Proyek yang dikerjakan Yennu Ariendra untuk Biennale Jogja XV boleh disebut masih terkait erat dengan proyek-proyek yang pernah ia garap sebelumnya. Dia beranjak dari pengamatannya terhadap berbagai bentuk perlawanan simbolik masyarakat akar rumput di daerah Jawa.

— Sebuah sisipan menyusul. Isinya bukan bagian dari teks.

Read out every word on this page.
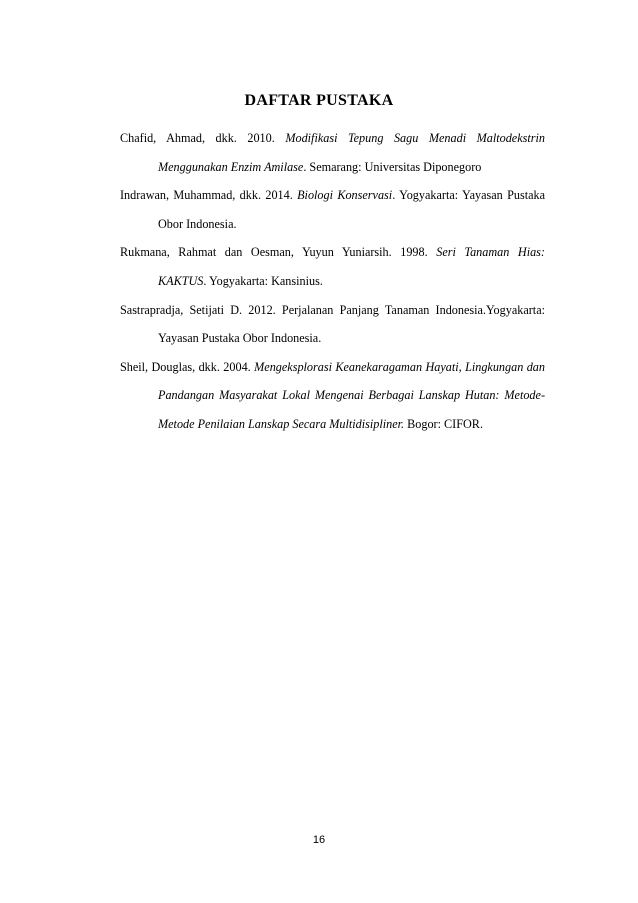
DAFTAR PUSTAKA

Chafid, Ahmad, dkk. 2010. Modifikasi Tepung Sagu Menadi Maltodekstrin Menggunakan Enzim Amilase. Semarang: Universitas Diponegoro

Indrawan, Muhammad, dkk. 2014. Biologi Konservasi. Yogyakarta: Yayasan Pustaka Obor Indonesia.

Rukmana, Rahmat dan Oesman, Yuyun Yuniarsih. 1998. Seri Tanaman Hias: KAKTUS. Yogyakarta: Kansinius.

Sastrapradja, Setijati D. 2012. Perjalanan Panjang Tanaman Indonesia.Yogyakarta: Yayasan Pustaka Obor Indonesia.

Sheil, Douglas, dkk. 2004. Mengeksplorasi Keanekaragaman Hayati, Lingkungan dan Pandangan Masyarakat Lokal Mengenai Berbagai Lanskap Hutan: Metode-Metode Penilaian Lanskap Secara Multidisipliner. Bogor: CIFOR.

16
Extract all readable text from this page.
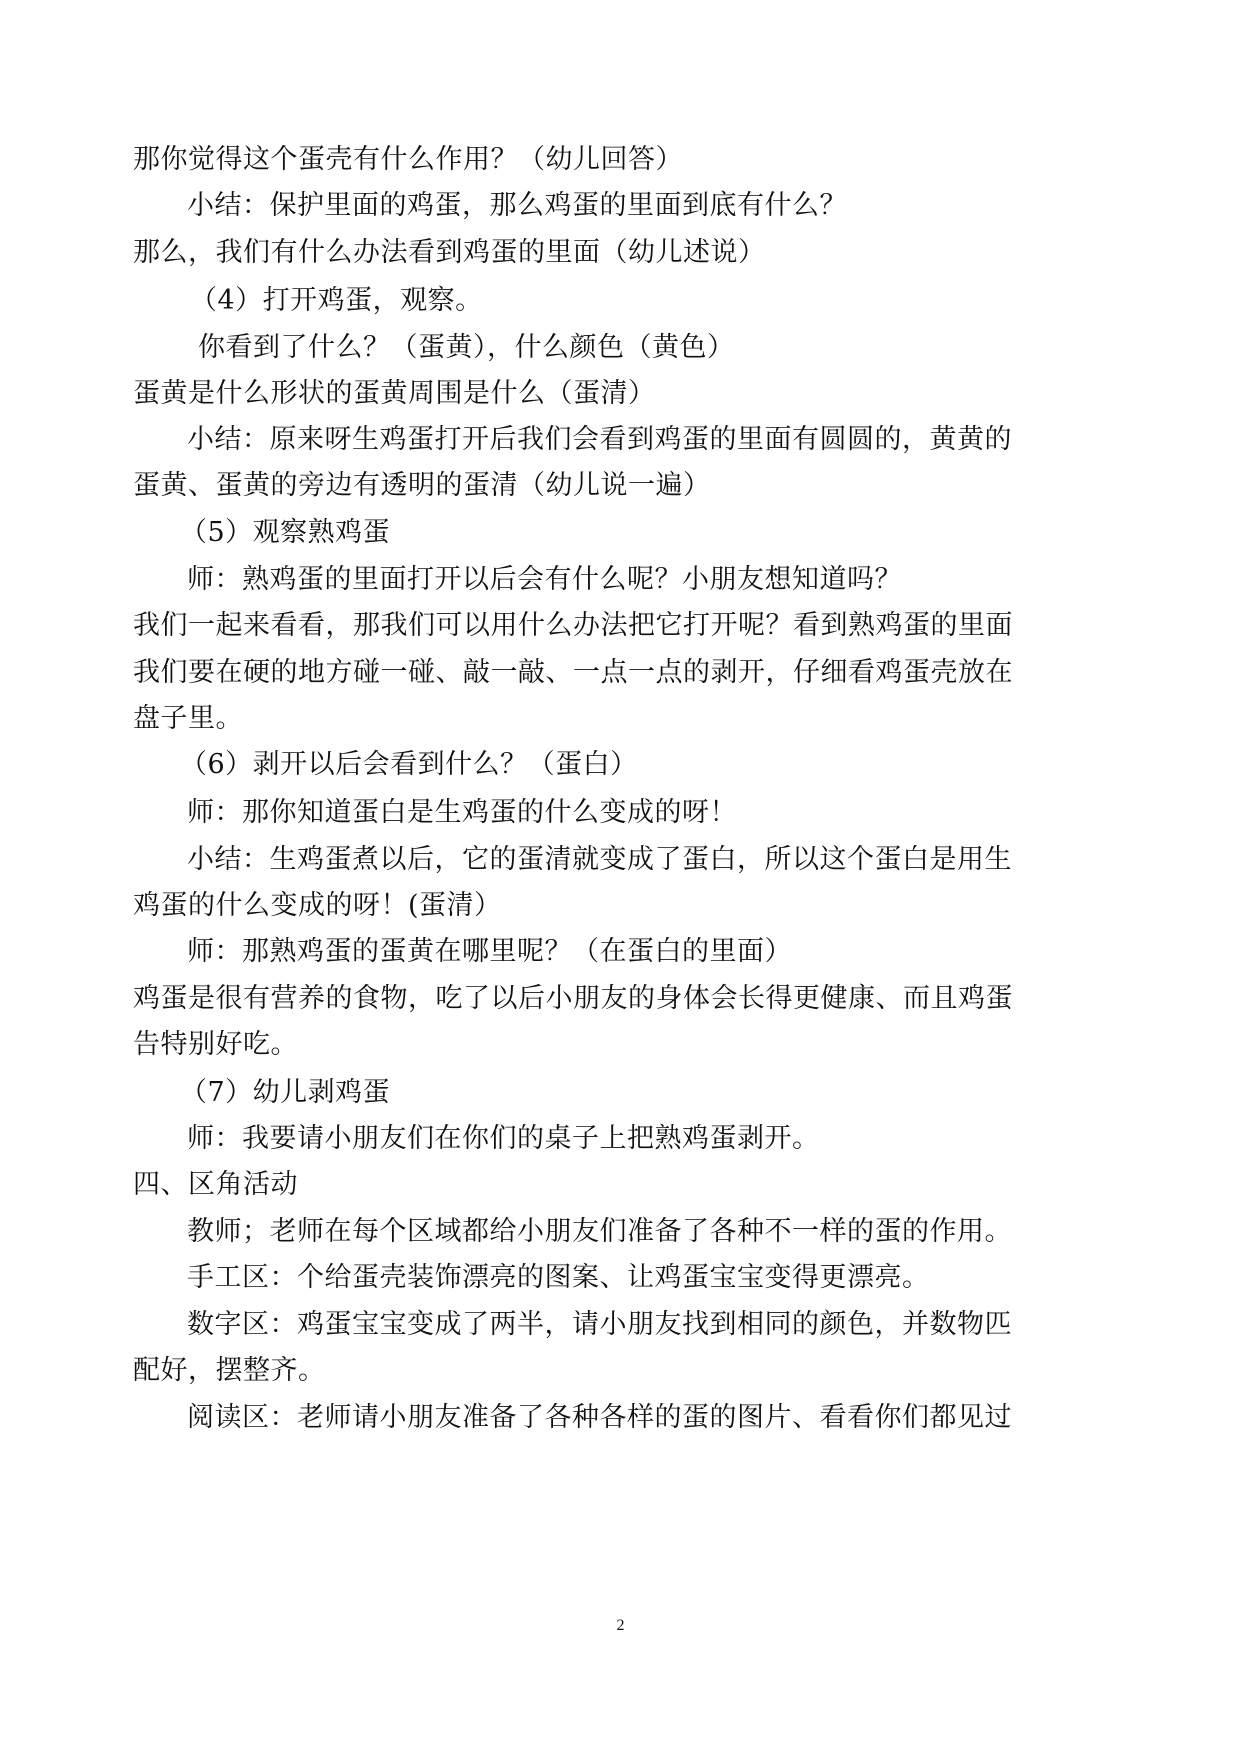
那你觉得这个蛋壳有什么作用？（幼儿回答）
小结：保护里面的鸡蛋，那么鸡蛋的里面到底有什么？
那么，我们有什么办法看到鸡蛋的里面（幼儿述说）
（4）打开鸡蛋，观察。
你看到了什么？（蛋黄），什么颜色（黄色）
蛋黄是什么形状的蛋黄周围是什么（蛋清）
小结：原来呀生鸡蛋打开后我们会看到鸡蛋的里面有圆圆的，黄黄的
蛋黄、蛋黄的旁边有透明的蛋清（幼儿说一遍）
（5）观察熟鸡蛋
师：熟鸡蛋的里面打开以后会有什么呢？小朋友想知道吗？
我们一起来看看，那我们可以用什么办法把它打开呢？看到熟鸡蛋的里面
我们要在硬的地方碰一碰、敲一敲、一点一点的剥开，仔细看鸡蛋壳放在
盘子里。
（6）剥开以后会看到什么？（蛋白）
师：那你知道蛋白是生鸡蛋的什么变成的呀！
小结：生鸡蛋煮以后，它的蛋清就变成了蛋白，所以这个蛋白是用生
鸡蛋的什么变成的呀！(蛋清）
师：那熟鸡蛋的蛋黄在哪里呢？（在蛋白的里面）
鸡蛋是很有营养的食物，吃了以后小朋友的身体会长得更健康、而且鸡蛋
告特别好吃。
（7）幼儿剥鸡蛋
师：我要请小朋友们在你们的桌子上把熟鸡蛋剥开。
四、区角活动
教师；老师在每个区域都给小朋友们准备了各种不一样的蛋的作用。
手工区：个给蛋壳装饰漂亮的图案、让鸡蛋宝宝变得更漂亮。
数字区：鸡蛋宝宝变成了两半，请小朋友找到相同的颜色，并数物匹
配好，摆整齐。
阅读区：老师请小朋友准备了各种各样的蛋的图片、看看你们都见过
2
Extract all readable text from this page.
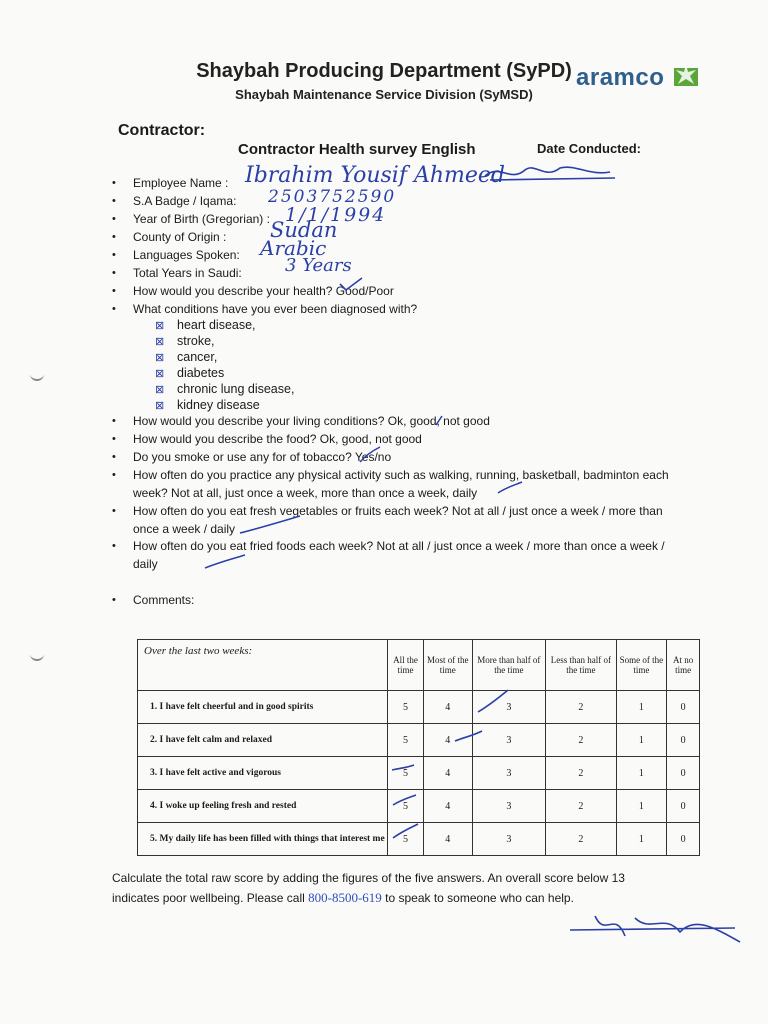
Shaybah Producing Department (SyPD)
Shaybah Maintenance Service Division (SyMSD)
aramco
Contractor:
Contractor Health survey English	Date Conducted:
• Employee Name : Ibrahim Yousif Ahmeed
• S.A Badge / Iqama: 2503752590
• Year of Birth (Gregorian) : 1/1/1994
• County of Origin : Sudan
• Languages Spoken: Arabic
• Total Years in Saudi: 3 Years
• How would you describe your health? Good/Poor
• What conditions have you ever been diagnosed with?
⊠ heart disease,
⊠ stroke,
⊠ cancer,
⊠ diabetes
⊠ chronic lung disease,
⊠ kidney disease
• How would you describe your living conditions? Ok, good, not good
• How would you describe the food? Ok, good, not good
• Do you smoke or use any for of tobacco? Yes/no
• How often do you practice any physical activity such as walking, running, basketball, badminton each week? Not at all, just once a week, more than once a week, daily
• How often do you eat fresh vegetables or fruits each week? Not at all / just once a week / more than once a week / daily
• How often do you eat fried foods each week? Not at all / just once a week / more than once a week / daily
• Comments:
Over the last two weeks:	All the time	Most of the time	More than half of the time	Less than half of the time	Some of the time	At no time
1. I have felt cheerful and in good spirits	5	4	3	2	1	0
2. I have felt calm and relaxed	5	4	3	2	1	0
3. I have felt active and vigorous	5	4	3	2	1	0
4. I woke up feeling fresh and rested	5	4	3	2	1	0
5. My daily life has been filled with things that interest me	5	4	3	2	1	0
Calculate the total raw score by adding the figures of the five answers. An overall score below 13 indicates poor wellbeing. Please call 800-8500-619 to speak to someone who can help.
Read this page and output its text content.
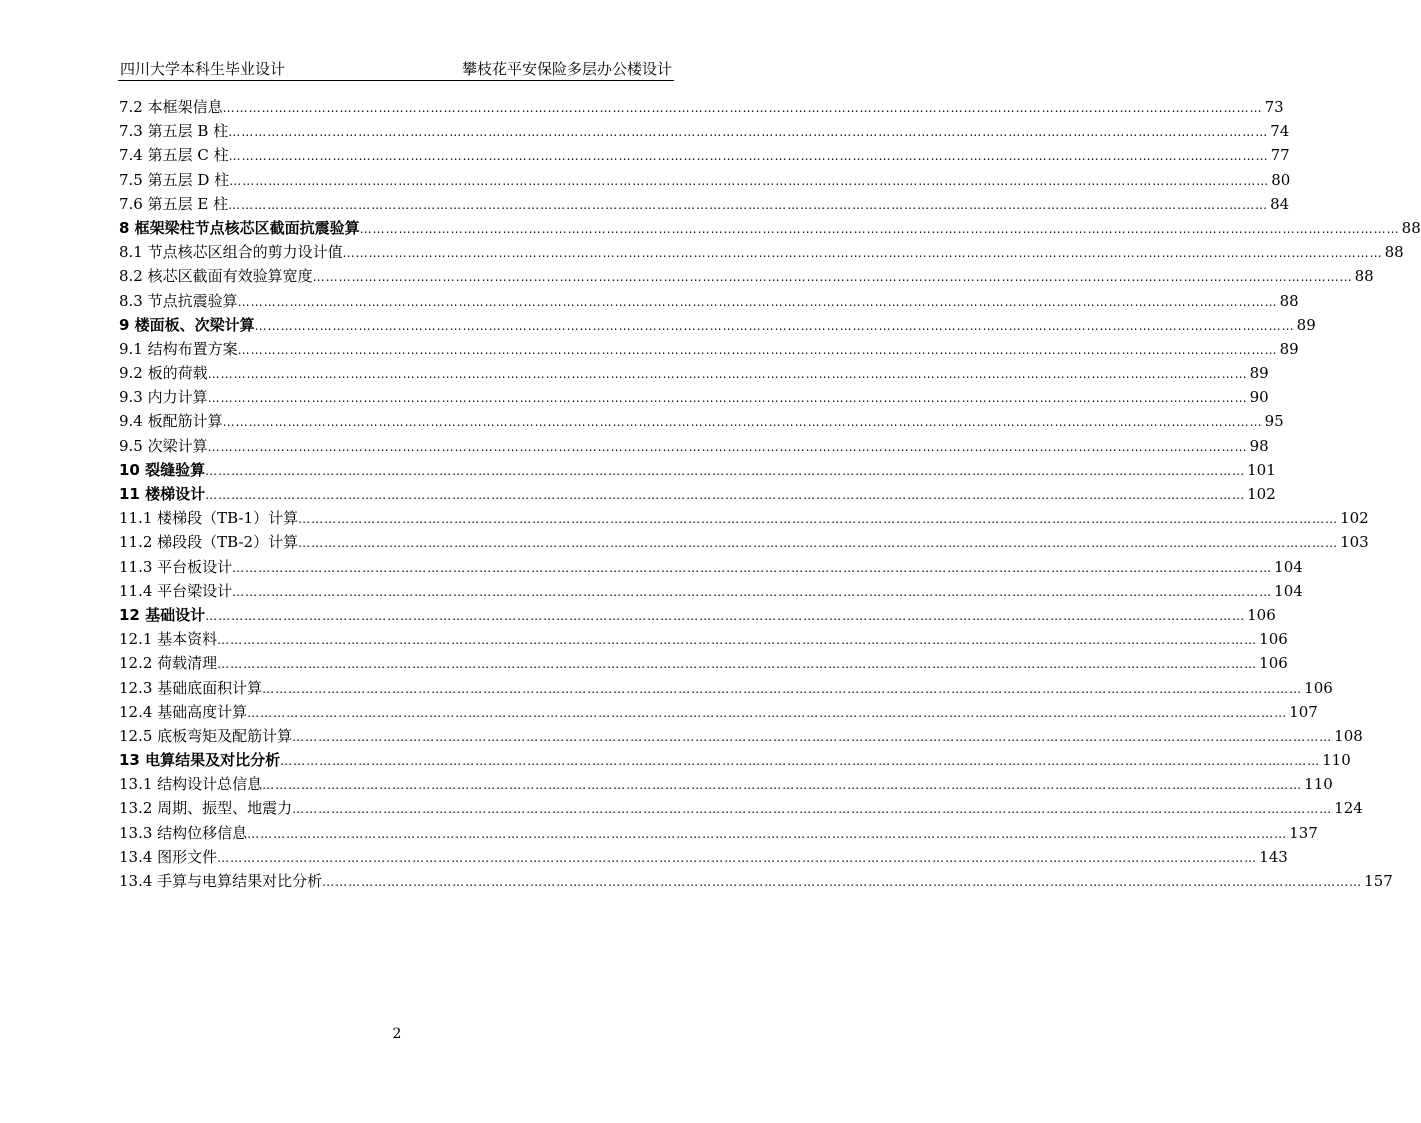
四川大学本科生毕业设计	攀枝花平安保险多层办公楼设计
7.2 本框架信息 …………………………………………………………………………………………………………………………………………………………………………………………………………………… 73
7.3 第五层 B 柱 …………………………………………………………………………………………………………………………………………………………………………………………………………………… 74
7.4 第五层 C 柱 …………………………………………………………………………………………………………………………………………………………………………………………………………………… 77
7.5 第五层 D 柱 …………………………………………………………………………………………………………………………………………………………………………………………………………………… 80
7.6 第五层 E 柱 …………………………………………………………………………………………………………………………………………………………………………………………………………………… 84
8 框架梁柱节点核芯区截面抗震验算 …………………………………………………………………………………………………………………………………………………………………………………………………………………… 88
8.1 节点核芯区组合的剪力设计值 …………………………………………………………………………………………………………………………………………………………………………………………………………………… 88
8.2 核芯区截面有效验算宽度 …………………………………………………………………………………………………………………………………………………………………………………………………………………… 88
8.3 节点抗震验算 …………………………………………………………………………………………………………………………………………………………………………………………………………………… 88
9 楼面板、次梁计算 …………………………………………………………………………………………………………………………………………………………………………………………………………………… 89
9.1 结构布置方案 …………………………………………………………………………………………………………………………………………………………………………………………………………………… 89
9.2 板的荷载 …………………………………………………………………………………………………………………………………………………………………………………………………………………… 89
9.3 内力计算 …………………………………………………………………………………………………………………………………………………………………………………………………………………… 90
9.4 板配筋计算 …………………………………………………………………………………………………………………………………………………………………………………………………………………… 95
9.5 次梁计算 …………………………………………………………………………………………………………………………………………………………………………………………………………………… 98
10 裂缝验算 …………………………………………………………………………………………………………………………………………………………………………………………………………………… 101
11 楼梯设计 …………………………………………………………………………………………………………………………………………………………………………………………………………………… 102
11.1 楼梯段（TB-1）计算 …………………………………………………………………………………………………………………………………………………………………………………………………………………… 102
11.2 梯段段（TB-2）计算 …………………………………………………………………………………………………………………………………………………………………………………………………………………… 103
11.3 平台板设计 …………………………………………………………………………………………………………………………………………………………………………………………………………………… 104
11.4 平台梁设计 …………………………………………………………………………………………………………………………………………………………………………………………………………………… 104
12 基础设计 …………………………………………………………………………………………………………………………………………………………………………………………………………………… 106
12.1 基本资料 …………………………………………………………………………………………………………………………………………………………………………………………………………………… 106
12.2 荷载清理 …………………………………………………………………………………………………………………………………………………………………………………………………………………… 106
12.3 基础底面积计算 …………………………………………………………………………………………………………………………………………………………………………………………………………………… 106
12.4 基础高度计算 …………………………………………………………………………………………………………………………………………………………………………………………………………………… 107
12.5 底板弯矩及配筋计算 …………………………………………………………………………………………………………………………………………………………………………………………………………………… 108
13 电算结果及对比分析 …………………………………………………………………………………………………………………………………………………………………………………………………………………… 110
13.1 结构设计总信息 …………………………………………………………………………………………………………………………………………………………………………………………………………………… 110
13.2 周期、振型、地震力 …………………………………………………………………………………………………………………………………………………………………………………………………………………… 124
13.3 结构位移信息 …………………………………………………………………………………………………………………………………………………………………………………………………………………… 137
13.4 图形文件 …………………………………………………………………………………………………………………………………………………………………………………………………………………… 143
13.4 手算与电算结果对比分析 …………………………………………………………………………………………………………………………………………………………………………………………………………………… 157
2
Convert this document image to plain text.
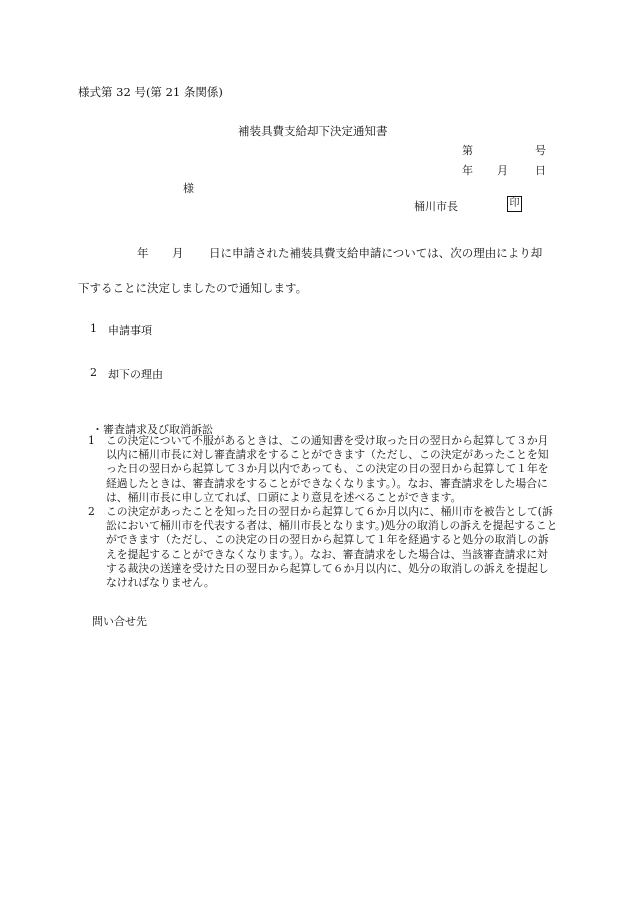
様式第 32 号(第 21 条関係)
補装具費支給却下決定通知書
第	号
年 月 日
様
桶川市長	印
年 月 日に申請された補装具費支給申請については、次の理由により却
下することに決定しましたので通知します。
1 申請事項
2 却下の理由
・審査請求及び取消訴訟
1 この決定について不服があるときは、この通知書を受け取った日の翌日から起算して３か月以内に桶川市長に対し審査請求をすることができます（ただし、この決定があったことを知った日の翌日から起算して３か月以内であっても、この決定の日の翌日から起算して１年を経過したときは、審査請求をすることができなくなります。）。なお、審査請求をした場合には、桶川市長に申し立てれば、口頭により意見を述べることができます。
2 この決定があったことを知った日の翌日から起算して６か月以内に、桶川市を被告として(訴訟において桶川市を代表する者は、桶川市長となります。)処分の取消しの訴えを提起することができます（ただし、この決定の日の翌日から起算して１年を経過すると処分の取消しの訴えを提起することができなくなります。）。なお、審査請求をした場合は、当該審査請求に対する裁決の送達を受けた日の翌日から起算して６か月以内に、処分の取消しの訴えを提起しなければなりません。
問い合せ先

Dimulai dari cerita tentang Raja Kirik, yang mengadopsi kesenian Jaranan Buto di Banyuwangi, Jawa Timur, lalu kemudian ekspresi musik akar rumput lewat dangdut koplo, dan terakhir Gruduk Merapi, ekspresi kesenian yang diinisiasi oleh warga lokal Ndeles, Klaten, Jawa Tengah. Melalui ketiga fragmen tersebut, Yennu mengajak kita untuk melihat berbagai bentuk perlawanan melalui ekspresi-ekspresi kesenian.
Di dalam kisah Raja Kirik, kita dapat melihat bagaimana orang Osing (sebutan untuk masyarakat Banyuwangi) membentuk sebuah narasi tandingan atas kisah Menak Jingga. Sementara pada fragmen kedua, dangdut koplo, musik dangdut yang lahir untuk memecah kebekuan dangdut klasik. Dan pada fragmen ketiga, Gruduk Merapi, digunakan oleh warga Ndeles untuk merespons pertambangan pasir yang berlangsung di wilayah mereka.